HISTORY OF TITANUS - PRODUCTION

HISTORY OF TITANUS - PRODUCTION
The history of Titanus covers over a century in the history of Italian cinema. Having abandoned his law studies, Gustavo Lombardo, a young twenty year old Neapolitan, launched himself into the recently born movie industry as a film distributor in southern Italy between 1904 and 1905. The enterprise thus born would establish itself in time as the major Italian cinematographic company. Thanks to his intuition and to his meeting with Leda Gys, one of the most famous actresses in Italian silent cinema, he started his film productions, initially in Naples and afterwards in Rome. And it was in Rome that he founded Titanus, which established itself shortly as the trade-mark of Italian cinema par excellence.

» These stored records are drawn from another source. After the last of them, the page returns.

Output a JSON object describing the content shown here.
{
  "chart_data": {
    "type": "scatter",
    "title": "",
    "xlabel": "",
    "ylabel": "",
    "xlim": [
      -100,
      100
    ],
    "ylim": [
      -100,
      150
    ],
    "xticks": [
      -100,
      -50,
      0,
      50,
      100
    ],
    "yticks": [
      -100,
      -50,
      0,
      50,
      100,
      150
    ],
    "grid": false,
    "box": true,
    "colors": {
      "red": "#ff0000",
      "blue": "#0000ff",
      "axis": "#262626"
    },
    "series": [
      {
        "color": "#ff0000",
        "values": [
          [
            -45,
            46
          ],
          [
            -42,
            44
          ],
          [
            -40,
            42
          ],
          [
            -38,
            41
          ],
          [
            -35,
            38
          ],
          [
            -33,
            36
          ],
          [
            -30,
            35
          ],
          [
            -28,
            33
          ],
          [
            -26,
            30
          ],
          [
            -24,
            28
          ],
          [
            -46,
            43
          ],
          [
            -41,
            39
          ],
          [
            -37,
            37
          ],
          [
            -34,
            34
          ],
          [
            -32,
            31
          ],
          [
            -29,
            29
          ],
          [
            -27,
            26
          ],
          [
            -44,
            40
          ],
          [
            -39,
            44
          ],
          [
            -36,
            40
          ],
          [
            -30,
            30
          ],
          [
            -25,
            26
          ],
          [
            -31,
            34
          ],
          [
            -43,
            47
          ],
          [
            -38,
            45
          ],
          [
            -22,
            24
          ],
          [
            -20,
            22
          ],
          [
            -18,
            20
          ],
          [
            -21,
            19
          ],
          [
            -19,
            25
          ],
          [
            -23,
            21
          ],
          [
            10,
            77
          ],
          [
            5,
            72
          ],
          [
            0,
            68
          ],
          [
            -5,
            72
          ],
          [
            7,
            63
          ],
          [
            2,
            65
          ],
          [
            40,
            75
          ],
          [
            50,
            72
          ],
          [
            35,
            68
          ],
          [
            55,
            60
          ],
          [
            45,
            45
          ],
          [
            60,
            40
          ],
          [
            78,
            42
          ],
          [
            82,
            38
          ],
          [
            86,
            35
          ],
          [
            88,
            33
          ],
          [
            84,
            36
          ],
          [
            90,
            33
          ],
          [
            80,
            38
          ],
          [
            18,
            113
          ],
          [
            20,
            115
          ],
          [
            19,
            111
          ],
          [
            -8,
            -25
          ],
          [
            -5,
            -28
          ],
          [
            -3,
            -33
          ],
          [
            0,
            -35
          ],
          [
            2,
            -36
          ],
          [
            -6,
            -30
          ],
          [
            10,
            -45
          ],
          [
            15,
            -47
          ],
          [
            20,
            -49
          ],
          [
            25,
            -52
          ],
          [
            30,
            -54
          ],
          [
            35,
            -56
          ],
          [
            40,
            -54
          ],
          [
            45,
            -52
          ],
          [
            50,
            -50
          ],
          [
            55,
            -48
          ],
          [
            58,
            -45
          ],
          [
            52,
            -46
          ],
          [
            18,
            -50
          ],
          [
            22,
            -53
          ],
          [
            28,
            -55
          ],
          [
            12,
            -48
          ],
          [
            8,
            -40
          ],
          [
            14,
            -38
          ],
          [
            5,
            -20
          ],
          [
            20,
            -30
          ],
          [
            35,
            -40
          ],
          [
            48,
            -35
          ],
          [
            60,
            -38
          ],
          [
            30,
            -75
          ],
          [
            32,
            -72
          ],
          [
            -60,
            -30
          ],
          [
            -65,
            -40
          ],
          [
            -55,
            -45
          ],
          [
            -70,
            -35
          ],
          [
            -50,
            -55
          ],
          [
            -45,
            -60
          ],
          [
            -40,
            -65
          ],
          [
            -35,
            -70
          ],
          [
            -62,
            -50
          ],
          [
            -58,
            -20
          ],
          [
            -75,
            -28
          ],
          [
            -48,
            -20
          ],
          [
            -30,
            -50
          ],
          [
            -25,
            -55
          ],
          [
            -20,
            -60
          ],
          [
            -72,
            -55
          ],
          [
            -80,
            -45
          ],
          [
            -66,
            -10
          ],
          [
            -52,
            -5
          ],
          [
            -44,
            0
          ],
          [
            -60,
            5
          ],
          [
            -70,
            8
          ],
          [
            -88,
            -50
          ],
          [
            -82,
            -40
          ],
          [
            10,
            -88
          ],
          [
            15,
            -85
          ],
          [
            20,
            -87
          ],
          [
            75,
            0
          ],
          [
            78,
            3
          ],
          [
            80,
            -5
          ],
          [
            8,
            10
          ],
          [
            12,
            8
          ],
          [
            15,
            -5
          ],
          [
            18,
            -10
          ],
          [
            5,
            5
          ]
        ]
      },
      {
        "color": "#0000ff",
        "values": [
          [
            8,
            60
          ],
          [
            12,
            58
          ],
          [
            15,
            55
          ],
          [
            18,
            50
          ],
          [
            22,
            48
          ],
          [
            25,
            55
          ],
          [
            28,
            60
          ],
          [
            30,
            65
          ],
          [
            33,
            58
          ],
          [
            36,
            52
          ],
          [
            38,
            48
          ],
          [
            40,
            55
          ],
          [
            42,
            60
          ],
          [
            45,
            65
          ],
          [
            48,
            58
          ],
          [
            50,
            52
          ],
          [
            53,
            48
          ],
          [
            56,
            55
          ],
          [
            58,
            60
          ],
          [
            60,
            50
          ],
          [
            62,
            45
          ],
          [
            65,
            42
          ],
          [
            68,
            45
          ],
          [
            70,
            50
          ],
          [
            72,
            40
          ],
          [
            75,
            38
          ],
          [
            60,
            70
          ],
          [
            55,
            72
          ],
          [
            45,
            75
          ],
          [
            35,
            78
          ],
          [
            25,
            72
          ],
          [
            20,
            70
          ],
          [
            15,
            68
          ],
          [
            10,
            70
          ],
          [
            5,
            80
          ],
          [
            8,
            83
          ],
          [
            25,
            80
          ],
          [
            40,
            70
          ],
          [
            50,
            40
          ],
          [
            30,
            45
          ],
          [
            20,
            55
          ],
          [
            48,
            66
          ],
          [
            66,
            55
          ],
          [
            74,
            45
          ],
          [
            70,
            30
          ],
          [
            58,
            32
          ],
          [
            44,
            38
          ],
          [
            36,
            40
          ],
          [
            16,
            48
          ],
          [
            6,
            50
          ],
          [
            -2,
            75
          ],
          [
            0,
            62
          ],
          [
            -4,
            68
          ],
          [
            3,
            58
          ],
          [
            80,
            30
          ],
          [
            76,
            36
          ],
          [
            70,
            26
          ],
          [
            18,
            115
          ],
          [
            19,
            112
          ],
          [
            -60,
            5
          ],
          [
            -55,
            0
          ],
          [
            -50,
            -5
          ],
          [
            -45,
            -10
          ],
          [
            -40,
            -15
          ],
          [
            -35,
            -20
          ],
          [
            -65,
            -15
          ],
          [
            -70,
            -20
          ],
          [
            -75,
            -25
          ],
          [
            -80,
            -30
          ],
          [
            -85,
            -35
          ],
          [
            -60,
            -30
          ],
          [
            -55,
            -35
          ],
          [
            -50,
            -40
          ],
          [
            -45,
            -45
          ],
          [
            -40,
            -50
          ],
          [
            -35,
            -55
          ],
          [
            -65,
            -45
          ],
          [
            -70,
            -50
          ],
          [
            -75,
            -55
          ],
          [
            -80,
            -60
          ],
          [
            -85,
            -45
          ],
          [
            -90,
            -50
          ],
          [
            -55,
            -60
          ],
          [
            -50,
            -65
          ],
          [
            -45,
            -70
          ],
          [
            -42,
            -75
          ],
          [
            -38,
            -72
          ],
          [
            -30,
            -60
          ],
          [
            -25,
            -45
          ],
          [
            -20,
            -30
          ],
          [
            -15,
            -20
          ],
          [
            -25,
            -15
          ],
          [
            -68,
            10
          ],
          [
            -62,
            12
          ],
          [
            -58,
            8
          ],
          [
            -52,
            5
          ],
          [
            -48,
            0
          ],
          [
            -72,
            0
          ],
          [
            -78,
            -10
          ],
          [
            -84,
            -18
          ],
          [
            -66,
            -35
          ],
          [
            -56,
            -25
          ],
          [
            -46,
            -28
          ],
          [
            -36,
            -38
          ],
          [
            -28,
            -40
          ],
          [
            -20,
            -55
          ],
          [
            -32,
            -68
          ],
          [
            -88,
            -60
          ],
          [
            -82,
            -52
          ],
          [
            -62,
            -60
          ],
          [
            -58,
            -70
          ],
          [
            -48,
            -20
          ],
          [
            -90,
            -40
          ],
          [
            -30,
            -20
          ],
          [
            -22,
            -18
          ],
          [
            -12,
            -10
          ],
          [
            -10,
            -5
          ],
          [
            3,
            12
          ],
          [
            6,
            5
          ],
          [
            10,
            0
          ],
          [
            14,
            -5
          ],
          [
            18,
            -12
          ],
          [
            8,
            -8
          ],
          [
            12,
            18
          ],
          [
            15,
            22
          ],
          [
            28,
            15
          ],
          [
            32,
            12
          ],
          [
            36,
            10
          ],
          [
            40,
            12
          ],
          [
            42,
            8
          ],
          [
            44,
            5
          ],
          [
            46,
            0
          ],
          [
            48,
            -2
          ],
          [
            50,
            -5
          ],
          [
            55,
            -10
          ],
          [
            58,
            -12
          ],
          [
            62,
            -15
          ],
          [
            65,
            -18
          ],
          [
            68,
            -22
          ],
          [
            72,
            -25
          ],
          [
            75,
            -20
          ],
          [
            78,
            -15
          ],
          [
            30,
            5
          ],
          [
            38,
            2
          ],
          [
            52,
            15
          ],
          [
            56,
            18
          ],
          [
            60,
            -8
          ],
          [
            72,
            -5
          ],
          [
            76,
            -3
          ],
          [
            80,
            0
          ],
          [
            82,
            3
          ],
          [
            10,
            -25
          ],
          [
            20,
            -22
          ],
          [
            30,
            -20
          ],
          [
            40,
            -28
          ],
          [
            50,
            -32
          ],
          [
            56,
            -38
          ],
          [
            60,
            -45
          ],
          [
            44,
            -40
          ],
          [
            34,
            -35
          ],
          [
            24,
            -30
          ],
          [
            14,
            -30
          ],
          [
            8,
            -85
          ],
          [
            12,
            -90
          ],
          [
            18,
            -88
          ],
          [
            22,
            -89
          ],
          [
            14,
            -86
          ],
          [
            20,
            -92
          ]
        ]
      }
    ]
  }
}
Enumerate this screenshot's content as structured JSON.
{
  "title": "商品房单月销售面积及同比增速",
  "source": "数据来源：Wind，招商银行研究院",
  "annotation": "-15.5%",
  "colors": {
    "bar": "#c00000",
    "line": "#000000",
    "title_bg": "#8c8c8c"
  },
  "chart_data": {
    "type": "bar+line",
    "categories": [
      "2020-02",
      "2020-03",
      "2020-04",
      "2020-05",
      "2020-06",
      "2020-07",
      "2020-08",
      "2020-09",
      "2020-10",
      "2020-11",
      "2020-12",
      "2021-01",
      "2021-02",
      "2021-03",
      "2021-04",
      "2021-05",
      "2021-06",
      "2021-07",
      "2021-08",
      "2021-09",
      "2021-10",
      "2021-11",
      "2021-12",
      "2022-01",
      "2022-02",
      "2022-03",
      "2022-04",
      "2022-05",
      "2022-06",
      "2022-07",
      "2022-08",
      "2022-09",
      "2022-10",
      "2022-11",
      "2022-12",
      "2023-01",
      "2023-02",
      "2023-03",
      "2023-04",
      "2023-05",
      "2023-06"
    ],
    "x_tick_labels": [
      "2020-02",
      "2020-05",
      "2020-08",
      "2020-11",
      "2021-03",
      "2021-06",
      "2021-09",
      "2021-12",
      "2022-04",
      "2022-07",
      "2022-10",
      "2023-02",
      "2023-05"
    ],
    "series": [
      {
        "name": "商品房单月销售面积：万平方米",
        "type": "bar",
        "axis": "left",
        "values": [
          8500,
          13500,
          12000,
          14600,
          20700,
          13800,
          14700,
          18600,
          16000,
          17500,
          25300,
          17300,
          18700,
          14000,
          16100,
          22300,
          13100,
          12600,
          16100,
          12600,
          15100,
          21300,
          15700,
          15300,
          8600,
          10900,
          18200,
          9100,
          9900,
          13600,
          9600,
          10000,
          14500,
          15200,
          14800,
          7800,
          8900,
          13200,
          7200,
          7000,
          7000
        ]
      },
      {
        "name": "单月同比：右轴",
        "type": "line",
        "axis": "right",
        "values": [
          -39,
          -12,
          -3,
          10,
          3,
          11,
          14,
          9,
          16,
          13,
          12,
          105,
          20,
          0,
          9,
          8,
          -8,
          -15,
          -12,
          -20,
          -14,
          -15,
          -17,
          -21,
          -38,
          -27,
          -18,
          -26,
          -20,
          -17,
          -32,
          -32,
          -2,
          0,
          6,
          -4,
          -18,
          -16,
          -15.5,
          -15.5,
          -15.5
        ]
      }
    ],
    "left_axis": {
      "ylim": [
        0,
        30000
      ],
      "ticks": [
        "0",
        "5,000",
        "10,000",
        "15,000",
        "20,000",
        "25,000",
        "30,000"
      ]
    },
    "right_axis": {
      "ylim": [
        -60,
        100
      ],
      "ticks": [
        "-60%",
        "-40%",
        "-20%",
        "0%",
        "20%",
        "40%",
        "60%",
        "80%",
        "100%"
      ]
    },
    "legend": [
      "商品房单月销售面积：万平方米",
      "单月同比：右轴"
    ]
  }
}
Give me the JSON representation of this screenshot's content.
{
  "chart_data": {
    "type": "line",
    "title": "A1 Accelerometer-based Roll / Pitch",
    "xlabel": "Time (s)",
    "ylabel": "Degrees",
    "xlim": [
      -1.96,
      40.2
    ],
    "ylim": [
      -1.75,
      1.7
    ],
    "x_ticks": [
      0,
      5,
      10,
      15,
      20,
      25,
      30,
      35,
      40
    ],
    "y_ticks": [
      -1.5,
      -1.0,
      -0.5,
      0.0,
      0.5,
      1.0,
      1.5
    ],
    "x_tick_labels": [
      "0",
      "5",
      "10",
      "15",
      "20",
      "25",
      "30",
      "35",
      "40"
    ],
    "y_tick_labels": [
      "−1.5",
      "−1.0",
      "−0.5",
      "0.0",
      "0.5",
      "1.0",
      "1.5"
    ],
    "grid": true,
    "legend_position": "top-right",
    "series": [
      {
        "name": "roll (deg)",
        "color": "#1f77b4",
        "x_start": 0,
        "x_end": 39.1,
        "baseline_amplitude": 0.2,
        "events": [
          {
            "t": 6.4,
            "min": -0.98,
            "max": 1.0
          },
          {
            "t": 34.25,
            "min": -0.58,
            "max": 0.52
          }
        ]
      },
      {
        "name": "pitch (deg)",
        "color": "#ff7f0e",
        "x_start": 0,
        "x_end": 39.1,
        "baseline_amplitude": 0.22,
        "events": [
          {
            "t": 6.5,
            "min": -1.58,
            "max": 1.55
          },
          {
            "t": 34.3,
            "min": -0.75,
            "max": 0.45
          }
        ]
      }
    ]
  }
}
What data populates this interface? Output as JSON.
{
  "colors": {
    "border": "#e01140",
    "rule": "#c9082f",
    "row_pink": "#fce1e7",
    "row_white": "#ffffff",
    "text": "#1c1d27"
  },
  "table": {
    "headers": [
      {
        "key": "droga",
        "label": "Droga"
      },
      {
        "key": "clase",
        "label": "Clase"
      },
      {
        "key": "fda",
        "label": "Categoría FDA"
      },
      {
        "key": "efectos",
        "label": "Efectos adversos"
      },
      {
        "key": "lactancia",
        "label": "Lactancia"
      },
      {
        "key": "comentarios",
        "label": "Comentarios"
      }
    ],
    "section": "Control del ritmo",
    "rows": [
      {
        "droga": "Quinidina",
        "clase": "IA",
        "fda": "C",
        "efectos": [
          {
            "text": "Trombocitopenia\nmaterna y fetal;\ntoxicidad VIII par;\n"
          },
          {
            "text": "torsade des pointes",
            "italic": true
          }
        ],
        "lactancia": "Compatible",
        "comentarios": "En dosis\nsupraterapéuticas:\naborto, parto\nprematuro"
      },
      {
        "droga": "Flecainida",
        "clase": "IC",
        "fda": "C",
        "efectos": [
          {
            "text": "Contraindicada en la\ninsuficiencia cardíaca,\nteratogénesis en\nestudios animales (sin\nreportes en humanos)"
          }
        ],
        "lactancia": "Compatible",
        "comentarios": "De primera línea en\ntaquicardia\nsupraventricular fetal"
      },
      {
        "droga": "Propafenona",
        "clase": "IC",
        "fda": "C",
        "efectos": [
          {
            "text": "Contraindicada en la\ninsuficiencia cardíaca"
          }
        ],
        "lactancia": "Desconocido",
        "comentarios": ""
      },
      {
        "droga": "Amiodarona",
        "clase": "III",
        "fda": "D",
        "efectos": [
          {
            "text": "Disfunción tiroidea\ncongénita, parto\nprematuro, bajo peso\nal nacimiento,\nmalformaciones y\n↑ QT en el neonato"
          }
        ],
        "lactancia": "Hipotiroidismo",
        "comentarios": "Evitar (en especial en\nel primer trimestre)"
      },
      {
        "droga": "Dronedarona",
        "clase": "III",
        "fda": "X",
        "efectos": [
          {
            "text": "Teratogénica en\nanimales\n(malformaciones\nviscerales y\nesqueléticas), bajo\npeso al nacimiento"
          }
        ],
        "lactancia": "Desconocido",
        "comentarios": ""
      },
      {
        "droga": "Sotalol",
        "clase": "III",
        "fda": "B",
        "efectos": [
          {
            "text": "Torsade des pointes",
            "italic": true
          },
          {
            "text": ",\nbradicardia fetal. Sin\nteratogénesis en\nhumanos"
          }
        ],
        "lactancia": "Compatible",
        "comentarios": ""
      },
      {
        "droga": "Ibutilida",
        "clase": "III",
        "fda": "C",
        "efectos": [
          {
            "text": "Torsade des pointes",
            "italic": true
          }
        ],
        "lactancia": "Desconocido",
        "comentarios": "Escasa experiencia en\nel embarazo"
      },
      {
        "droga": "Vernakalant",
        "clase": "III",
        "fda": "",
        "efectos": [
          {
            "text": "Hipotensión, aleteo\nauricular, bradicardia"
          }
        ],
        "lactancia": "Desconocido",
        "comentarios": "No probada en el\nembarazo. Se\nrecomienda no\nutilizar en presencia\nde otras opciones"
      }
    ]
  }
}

After slowing down during the II World War, production activity resumed with the melodrama Catene by Raffaello Matarazzo (1948). At the beginning of the Fifties, Titanus management passed from Gustavo to his son Goffredo, who had been urged by his mother to follow in his father’s footsteps. Goffredo showed himself to be a very capable producer as well, allowing Titanus to come through the storms rocking the movie sector unscathed. Making popular low-cost films, which were however very successful with audiences (Pane, amore e fantasia, Poveri ma belli, Alvaro piuttosto Corsaro, Totò lascia o raddoppia… ), allowed him to invest in auteur cinema: in fact Lombardo produced works by established authors like Visconti, Fellini and De Santis as well as first-time directors such as Olmi, Petri, Zurlini and Tornatore. This double track allowed Titanus to maintain a high standard in quality without constantly risking failure, which happened instead to several Italian production companies. In the mid Sixties, Titanus nevertheless had to face great financial difficulties due to two concurrent onerous projects, not compensated by the income expected: Sodom and Gomorrah (Robert Aldrich, 1962) and The Leopard (Luchino Visconti, 1963). In spite of producing spectacular films, Lombardo was not able to overcome this crisis and he gave up his real estate in order to save Titanus. He continued his activity, also thanks to a deal with Edison, the largest Italian electricity company, concentrating especially on distribution and, subsequently, producing fiction for television.